• La casita del bosque

    Cuentos de los Hermanos Grimm
    En una casita humilde, al borde de un bosque grande y un poco misterioso, vivía un leñador con su esposa y sus tres hijas. La vida no siempre era fácil, y un día, la madre pensó que sería bueno que sus hijas aprendieran a valerse por sí mismas.

    Así que llamó a la hija mayor. "Querida," le dijo, "ve al bosque a recoger fresas. Aquí tienes un pastelito rico y una botellita de jugo para el camino."

    La hija mayor tomó sus cosas y se adentró en el bosque. Caminó y caminó, hasta que vio una pequeña cabaña escondida entre los árboles. De la cabaña salió un hombrecito muy anciano, con una barba blanca que le llegaba casi hasta los pies.

    "¡Hola, jovencita!" dijo el anciano con voz temblorosa. "Estoy tan cansado y tengo tanta hambre. ¿Podrías compartir conmigo un trocito de tu pastel y un sorbito de tu jugo?"

    La hija mayor frunció el ceño. "¡Claro que no!" respondió. "Si te doy de mi pastel y mi jugo, no tendré suficiente para mí." Y siguió su camino, dejando al anciano solo. Pero, por más que buscó, no encontró ni una fresa y, al caer la noche, se perdió y no supo cómo volver a casa.

    Al día siguiente, como la mayor no regresaba, la madre llamó a la segunda hija. "Hija mía," le dijo, "ve al bosque a buscar a tu hermana y, de paso, recoge algunas frambuesas. Aquí tienes un pastelito y jugo."

    La segunda hija también se encontró con la cabaña y el anciano. Él le pidió lo mismo: un poco de comida y bebida.

    Pero la segunda hija fue igual de egoísta que la primera. "¡Ni pensarlo!" contestó. "Esto es para mí, no para compartir con extraños." Y se fue. Ella tampoco encontró a su hermana ni frambuesas, y también se perdió en la oscuridad del bosque.

    Finalmente, la madre, muy preocupada, llamó a la hija menor. Era una niña dulce y de buen corazón. "Pequeña," le dijo con tristeza, "tus hermanas no han vuelto. Ve a buscarlas, por favor. Lleva este pequeño pastel y esta poquita agua. Es todo lo que queda."

    La hija menor, aunque con un poco de miedo, se fue al bosque. Pronto llegó a la cabaña del anciano. Él, con la misma voz cansada, le pidió si podía compartir su comida.

    La niña lo miró con ternura. "¡Claro que sí, abuelito!" dijo. "No es mucho, pero lo compartiremos." Partió su pequeño pastel en dos y le ofreció la mitad, y también compartió su agua.

    El anciano sonrió agradecido. "Eres una niña muy amable," dijo. "Como ya es tarde, puedes pasar la noche aquí. Pero antes, ¿podrías ayudarme con algunas tareas? Necesito que barras la entrada de la casa, que sacudas las plumas de mi almohada y que recojas un poco de leña para el fuego."

    La niña, contenta de ayudar, se puso a trabajar. Cuando barrió la entrada, ¡qué sorpresa! Debajo de las hojas secas encontró un montón de monedas de oro brillante. Luego, al sacudir la almohada del anciano, ¡cayeron perlas y diamantes como si lloviera! Y cuando fue a recoger leña detrás de la cabaña, vio un cofre lleno de las joyas más hermosas que jamás había imaginado.

    "¡Todo esto es para ti," dijo el anciano con una sonrisa, "por tu buen corazón!"

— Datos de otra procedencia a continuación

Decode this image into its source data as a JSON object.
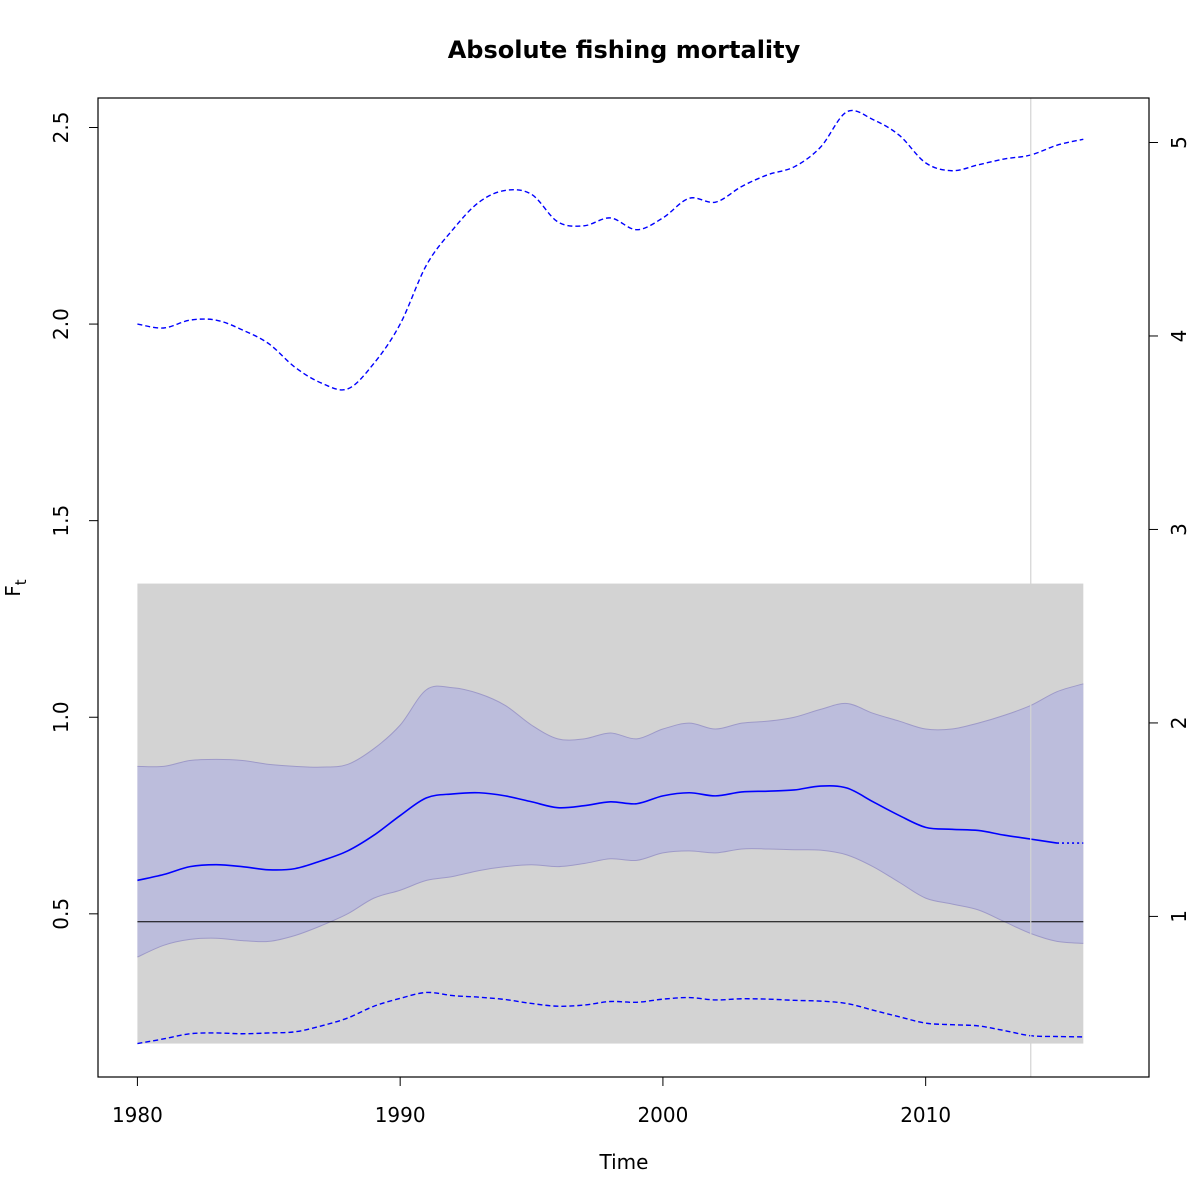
{
  "chart_data": {
    "type": "line",
    "title": "Absolute fishing mortality",
    "xlabel": "Time",
    "ylabel": "F",
    "ylabel_subscript": "t",
    "xlim": [
      1978.5,
      2018.5
    ],
    "ylim": [
      0.085,
      2.575
    ],
    "right_ylim": [
      0.17,
      5.23
    ],
    "x_ticks": [
      1980,
      1990,
      2000,
      2010
    ],
    "y_ticks": [
      0.5,
      1.0,
      1.5,
      2.0,
      2.5
    ],
    "y_tick_labels": [
      "0.5",
      "1.0",
      "1.5",
      "2.0",
      "2.5"
    ],
    "right_y_ticks": [
      1,
      2,
      3,
      4,
      5
    ],
    "right_y_tick_labels": [
      "1",
      "2",
      "3",
      "4",
      "5"
    ],
    "grey_band": {
      "x": [
        1980,
        2016
      ],
      "y": [
        0.17,
        1.34
      ]
    },
    "reference_line_y": 0.48,
    "last_data_year": 2014,
    "colors": {
      "estimate": "#0000ff",
      "ci_fill": "#bcbddc",
      "ci_edge": "#9e9ac8",
      "grey_band": "#d3d3d3",
      "reference_line": "#000000",
      "vline": "#d3d3d3"
    },
    "x": [
      1980,
      1981,
      1982,
      1983,
      1984,
      1985,
      1986,
      1987,
      1988,
      1989,
      1990,
      1991,
      1992,
      1993,
      1994,
      1995,
      1996,
      1997,
      1998,
      1999,
      2000,
      2001,
      2002,
      2003,
      2004,
      2005,
      2006,
      2007,
      2008,
      2009,
      2010,
      2011,
      2012,
      2013,
      2014,
      2015,
      2016
    ],
    "series": [
      {
        "role": "estimate",
        "values": [
          0.585,
          0.6,
          0.62,
          0.625,
          0.62,
          0.612,
          0.615,
          0.635,
          0.66,
          0.7,
          0.75,
          0.795,
          0.805,
          0.808,
          0.8,
          0.785,
          0.77,
          0.775,
          0.785,
          0.78,
          0.8,
          0.808,
          0.8,
          0.81,
          0.812,
          0.815,
          0.825,
          0.82,
          0.785,
          0.75,
          0.72,
          0.715,
          0.712,
          0.7,
          0.69,
          0.68,
          0.68
        ]
      },
      {
        "role": "ci_upper",
        "values": [
          0.875,
          0.875,
          0.89,
          0.893,
          0.89,
          0.88,
          0.875,
          0.873,
          0.88,
          0.92,
          0.98,
          1.07,
          1.075,
          1.06,
          1.03,
          0.98,
          0.945,
          0.945,
          0.96,
          0.945,
          0.97,
          0.985,
          0.97,
          0.985,
          0.99,
          1.0,
          1.02,
          1.035,
          1.01,
          0.99,
          0.97,
          0.97,
          0.985,
          1.005,
          1.03,
          1.065,
          1.085
        ]
      },
      {
        "role": "ci_lower",
        "values": [
          0.39,
          0.42,
          0.435,
          0.438,
          0.432,
          0.43,
          0.445,
          0.47,
          0.5,
          0.54,
          0.56,
          0.585,
          0.595,
          0.61,
          0.62,
          0.625,
          0.62,
          0.628,
          0.64,
          0.636,
          0.655,
          0.66,
          0.655,
          0.665,
          0.665,
          0.663,
          0.662,
          0.65,
          0.62,
          0.58,
          0.54,
          0.525,
          0.51,
          0.48,
          0.45,
          0.43,
          0.425
        ]
      },
      {
        "role": "upper_dashed",
        "values": [
          2.0,
          1.99,
          2.01,
          2.01,
          1.985,
          1.95,
          1.89,
          1.85,
          1.835,
          1.9,
          2.0,
          2.15,
          2.24,
          2.31,
          2.34,
          2.33,
          2.26,
          2.25,
          2.27,
          2.24,
          2.27,
          2.32,
          2.31,
          2.35,
          2.38,
          2.4,
          2.45,
          2.54,
          2.52,
          2.48,
          2.41,
          2.39,
          2.405,
          2.42,
          2.43,
          2.455,
          2.47
        ]
      },
      {
        "role": "lower_dashed",
        "values": [
          0.17,
          0.182,
          0.195,
          0.197,
          0.195,
          0.197,
          0.2,
          0.215,
          0.235,
          0.265,
          0.285,
          0.3,
          0.292,
          0.288,
          0.282,
          0.272,
          0.265,
          0.268,
          0.277,
          0.275,
          0.283,
          0.287,
          0.281,
          0.284,
          0.283,
          0.28,
          0.278,
          0.272,
          0.255,
          0.238,
          0.222,
          0.218,
          0.215,
          0.203,
          0.19,
          0.188,
          0.187
        ]
      }
    ]
  }
}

    A la mañana siguiente, cuando la niña despertó, la cabaña se había transformado en un palacio maravilloso. ¡Y el anciano ya no era un anciano, sino un príncipe joven y apuesto! Resulta que una bruja lo había hechizado, y solo la bondad desinteresada de alguien podría romper el encantamiento.

    El príncipe, agradecido, le pidió a la niña que se casara con él. Ella, feliz, aceptó. Poco después, encontraron a las dos hermanas mayores, que vagaban tristes y hambrientas por el bosque. Aprendieron la lección y se alegraron mucho por la felicidad de su hermana pequeña. Y así, la niña que compartió su humilde comida vivió feliz para siempre en el gran palacio, recordando siempre que ser amable tiene su recompensa.